Area Based Forest Tenures – Results

Engagement Summary

Government committed to broad public engagement on the topic of converting some or a portion of some volume-based forest licences to new or expanded area-based tree farm licences. This is intended to help address the issue of a declining timber supply in B.C.’s Interior caused by the mountain pine beetle.
From April 1, 2014 to May 30, 2014, British Columbians could visit the consultation blog to learn more and to provide feedback. Feedback was specifically being gathered on:

  • the social, economic and environmental benefits that should be sought from proponents interested in converting their forest licences; and
  • the criteria for evaluating applications and the process for implementing conversions, including specific application requirements and target locations for conversion opportunities.

Jim Snetsinger, a registered professional forester, led the process by both meeting with stakeholders and posting topics, questions and comments on the blog.

Engagement Timeframe:

April 1 to May 30, 2014

Input Received:
  • 8,658 visits to the website
  • 179 online comments
  • 62 stakeholder submissions
  • 4,276 emails
  • 97 stakeholder meetings
  • 3 First Nations workshops


Input leads to action:
  • On August 28, 2014, the Province released the recommendations report.
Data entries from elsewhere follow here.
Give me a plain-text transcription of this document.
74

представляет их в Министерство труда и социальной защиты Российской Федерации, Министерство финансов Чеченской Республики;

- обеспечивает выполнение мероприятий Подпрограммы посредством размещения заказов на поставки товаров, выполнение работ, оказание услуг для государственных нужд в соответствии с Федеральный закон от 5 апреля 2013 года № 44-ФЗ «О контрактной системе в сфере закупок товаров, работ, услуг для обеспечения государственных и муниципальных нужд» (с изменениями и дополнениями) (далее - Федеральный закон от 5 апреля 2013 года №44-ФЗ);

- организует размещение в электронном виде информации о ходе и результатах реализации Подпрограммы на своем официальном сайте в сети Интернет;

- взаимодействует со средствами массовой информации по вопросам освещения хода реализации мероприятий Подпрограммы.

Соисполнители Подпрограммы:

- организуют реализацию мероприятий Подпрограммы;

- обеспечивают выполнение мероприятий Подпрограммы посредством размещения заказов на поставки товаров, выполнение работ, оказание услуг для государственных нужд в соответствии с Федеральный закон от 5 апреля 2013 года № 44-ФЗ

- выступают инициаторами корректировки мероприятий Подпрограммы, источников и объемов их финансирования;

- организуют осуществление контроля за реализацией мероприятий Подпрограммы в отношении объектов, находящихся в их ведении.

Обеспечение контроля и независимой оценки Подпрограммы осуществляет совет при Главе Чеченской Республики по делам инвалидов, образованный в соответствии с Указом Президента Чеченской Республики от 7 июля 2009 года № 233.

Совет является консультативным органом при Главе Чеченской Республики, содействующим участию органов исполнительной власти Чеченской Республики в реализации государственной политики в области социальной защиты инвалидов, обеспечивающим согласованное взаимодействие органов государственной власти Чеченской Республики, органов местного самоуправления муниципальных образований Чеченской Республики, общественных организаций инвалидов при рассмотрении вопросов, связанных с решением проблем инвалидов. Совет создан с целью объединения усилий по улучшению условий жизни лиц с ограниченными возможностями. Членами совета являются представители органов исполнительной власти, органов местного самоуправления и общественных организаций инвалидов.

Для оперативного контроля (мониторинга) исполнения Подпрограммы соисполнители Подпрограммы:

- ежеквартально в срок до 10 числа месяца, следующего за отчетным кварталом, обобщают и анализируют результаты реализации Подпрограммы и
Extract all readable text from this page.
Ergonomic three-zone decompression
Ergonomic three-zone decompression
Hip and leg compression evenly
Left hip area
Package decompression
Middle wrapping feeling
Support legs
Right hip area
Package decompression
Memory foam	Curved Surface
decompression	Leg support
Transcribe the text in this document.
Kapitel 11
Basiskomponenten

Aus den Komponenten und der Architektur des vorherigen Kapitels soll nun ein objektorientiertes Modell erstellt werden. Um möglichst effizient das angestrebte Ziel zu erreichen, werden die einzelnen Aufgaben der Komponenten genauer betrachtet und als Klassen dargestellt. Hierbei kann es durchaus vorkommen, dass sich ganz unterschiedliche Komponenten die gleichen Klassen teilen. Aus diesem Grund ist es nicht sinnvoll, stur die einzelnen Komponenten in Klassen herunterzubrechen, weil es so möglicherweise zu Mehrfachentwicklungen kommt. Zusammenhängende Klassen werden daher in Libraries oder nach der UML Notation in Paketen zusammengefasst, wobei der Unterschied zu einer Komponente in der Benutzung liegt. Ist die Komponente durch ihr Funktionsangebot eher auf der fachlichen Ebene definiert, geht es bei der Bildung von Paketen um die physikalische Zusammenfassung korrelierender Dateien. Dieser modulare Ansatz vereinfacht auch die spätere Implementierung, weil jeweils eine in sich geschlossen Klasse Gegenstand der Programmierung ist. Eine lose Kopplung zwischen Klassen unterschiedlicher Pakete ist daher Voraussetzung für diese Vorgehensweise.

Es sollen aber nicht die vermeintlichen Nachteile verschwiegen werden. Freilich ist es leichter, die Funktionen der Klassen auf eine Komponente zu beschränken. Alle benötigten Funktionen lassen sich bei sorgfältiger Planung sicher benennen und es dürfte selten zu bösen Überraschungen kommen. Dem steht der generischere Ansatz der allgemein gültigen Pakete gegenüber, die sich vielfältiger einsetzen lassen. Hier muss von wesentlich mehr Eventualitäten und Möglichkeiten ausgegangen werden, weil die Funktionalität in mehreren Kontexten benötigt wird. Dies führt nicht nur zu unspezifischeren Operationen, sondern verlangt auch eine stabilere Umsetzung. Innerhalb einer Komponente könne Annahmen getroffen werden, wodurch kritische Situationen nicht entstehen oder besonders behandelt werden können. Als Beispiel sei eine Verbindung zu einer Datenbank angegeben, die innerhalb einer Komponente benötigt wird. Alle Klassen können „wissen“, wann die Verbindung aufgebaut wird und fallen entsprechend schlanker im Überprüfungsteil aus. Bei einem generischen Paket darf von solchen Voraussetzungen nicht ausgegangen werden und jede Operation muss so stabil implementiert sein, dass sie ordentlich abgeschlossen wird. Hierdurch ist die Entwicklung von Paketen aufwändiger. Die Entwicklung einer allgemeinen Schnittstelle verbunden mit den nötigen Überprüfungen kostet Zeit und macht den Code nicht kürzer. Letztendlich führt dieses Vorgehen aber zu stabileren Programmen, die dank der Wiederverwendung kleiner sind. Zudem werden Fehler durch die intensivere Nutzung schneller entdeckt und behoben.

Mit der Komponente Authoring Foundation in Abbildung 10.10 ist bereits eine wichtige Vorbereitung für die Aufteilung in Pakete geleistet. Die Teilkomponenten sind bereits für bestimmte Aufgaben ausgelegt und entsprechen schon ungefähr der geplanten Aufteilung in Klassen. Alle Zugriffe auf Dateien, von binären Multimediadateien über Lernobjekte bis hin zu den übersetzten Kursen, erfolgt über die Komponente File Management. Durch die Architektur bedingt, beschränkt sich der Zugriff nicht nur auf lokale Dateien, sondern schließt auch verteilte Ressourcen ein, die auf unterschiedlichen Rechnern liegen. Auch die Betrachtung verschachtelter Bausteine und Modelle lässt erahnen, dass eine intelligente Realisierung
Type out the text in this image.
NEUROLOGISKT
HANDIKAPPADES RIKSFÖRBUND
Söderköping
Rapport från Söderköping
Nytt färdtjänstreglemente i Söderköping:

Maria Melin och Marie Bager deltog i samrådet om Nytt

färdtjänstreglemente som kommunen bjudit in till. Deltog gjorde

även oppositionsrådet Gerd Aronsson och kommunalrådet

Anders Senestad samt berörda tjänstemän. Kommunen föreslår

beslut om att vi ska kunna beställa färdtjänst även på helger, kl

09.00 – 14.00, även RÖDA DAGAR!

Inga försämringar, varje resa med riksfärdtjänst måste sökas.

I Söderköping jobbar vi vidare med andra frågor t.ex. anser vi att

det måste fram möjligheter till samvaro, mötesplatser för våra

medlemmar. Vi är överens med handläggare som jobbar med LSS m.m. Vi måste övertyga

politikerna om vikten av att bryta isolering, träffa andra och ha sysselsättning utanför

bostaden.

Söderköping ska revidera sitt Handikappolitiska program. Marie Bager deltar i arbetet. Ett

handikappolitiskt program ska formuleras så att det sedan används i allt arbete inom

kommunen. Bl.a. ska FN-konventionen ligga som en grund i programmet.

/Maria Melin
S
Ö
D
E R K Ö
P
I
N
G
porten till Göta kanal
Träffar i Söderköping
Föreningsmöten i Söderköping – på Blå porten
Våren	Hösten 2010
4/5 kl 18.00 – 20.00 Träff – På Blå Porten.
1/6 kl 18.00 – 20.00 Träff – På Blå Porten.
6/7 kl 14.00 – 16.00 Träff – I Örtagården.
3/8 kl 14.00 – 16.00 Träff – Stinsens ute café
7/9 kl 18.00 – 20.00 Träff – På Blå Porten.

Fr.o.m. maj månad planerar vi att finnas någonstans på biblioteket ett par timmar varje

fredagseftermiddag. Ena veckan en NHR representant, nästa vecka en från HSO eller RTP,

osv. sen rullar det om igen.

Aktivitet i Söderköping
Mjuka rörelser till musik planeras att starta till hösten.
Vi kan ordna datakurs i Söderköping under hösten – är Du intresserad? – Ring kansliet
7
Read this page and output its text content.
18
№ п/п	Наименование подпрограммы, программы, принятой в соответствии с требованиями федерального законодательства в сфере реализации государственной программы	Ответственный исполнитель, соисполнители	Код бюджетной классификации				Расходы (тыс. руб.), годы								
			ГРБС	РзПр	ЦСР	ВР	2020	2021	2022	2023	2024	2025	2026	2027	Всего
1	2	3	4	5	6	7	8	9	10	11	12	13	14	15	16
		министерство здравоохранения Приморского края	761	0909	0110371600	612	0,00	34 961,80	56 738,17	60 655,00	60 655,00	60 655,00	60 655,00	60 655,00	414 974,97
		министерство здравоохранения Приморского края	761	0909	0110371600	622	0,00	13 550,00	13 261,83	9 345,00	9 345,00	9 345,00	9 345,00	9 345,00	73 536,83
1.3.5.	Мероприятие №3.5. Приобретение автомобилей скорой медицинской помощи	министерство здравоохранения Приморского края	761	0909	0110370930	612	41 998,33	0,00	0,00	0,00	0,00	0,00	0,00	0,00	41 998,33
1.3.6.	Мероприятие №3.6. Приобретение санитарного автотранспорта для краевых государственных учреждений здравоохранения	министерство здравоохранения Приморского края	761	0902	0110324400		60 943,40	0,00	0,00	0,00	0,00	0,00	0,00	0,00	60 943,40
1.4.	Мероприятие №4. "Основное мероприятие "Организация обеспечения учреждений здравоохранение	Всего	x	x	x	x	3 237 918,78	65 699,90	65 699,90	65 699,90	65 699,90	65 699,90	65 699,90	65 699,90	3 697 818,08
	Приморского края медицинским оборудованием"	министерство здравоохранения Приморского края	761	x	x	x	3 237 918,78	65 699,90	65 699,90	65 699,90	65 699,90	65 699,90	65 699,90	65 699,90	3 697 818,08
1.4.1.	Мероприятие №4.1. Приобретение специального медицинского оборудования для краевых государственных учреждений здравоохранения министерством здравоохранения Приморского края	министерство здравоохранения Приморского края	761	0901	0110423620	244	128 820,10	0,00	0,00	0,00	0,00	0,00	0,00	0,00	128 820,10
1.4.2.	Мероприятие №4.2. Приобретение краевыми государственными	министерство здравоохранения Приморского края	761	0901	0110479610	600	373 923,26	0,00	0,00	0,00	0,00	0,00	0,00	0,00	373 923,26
The report had 35 recommendations covering the full spectrum of economic, social, environmental, First Nations and administrative issues surrounding the proposed conversion of volume-based forest licences to area-based tree farm licences that government should consider if it chose to proceed with legislative changes.
  • Recommendations included a focus on demonstrable and quantifiable public benefits, forest stewardship/management, up-to-date knowledge of the forest resource prior to any conversions, enhanced public involvement, significant forest investment commitments from proponents to grow the allowable annual cut, strong and verifiable local support and demonstrable benefits for First Nations.
  • Additional input was received on issues such as forest practices, public involvement, corporate concentration, forest inventory, government’s ability to provide oversight and monitoring of forest management activities, local control of public forests and First Nations rights and title issues.
  • The Province decided not to proceed with legislative changes that would enable the conversion of volume-based to area-based forest licences.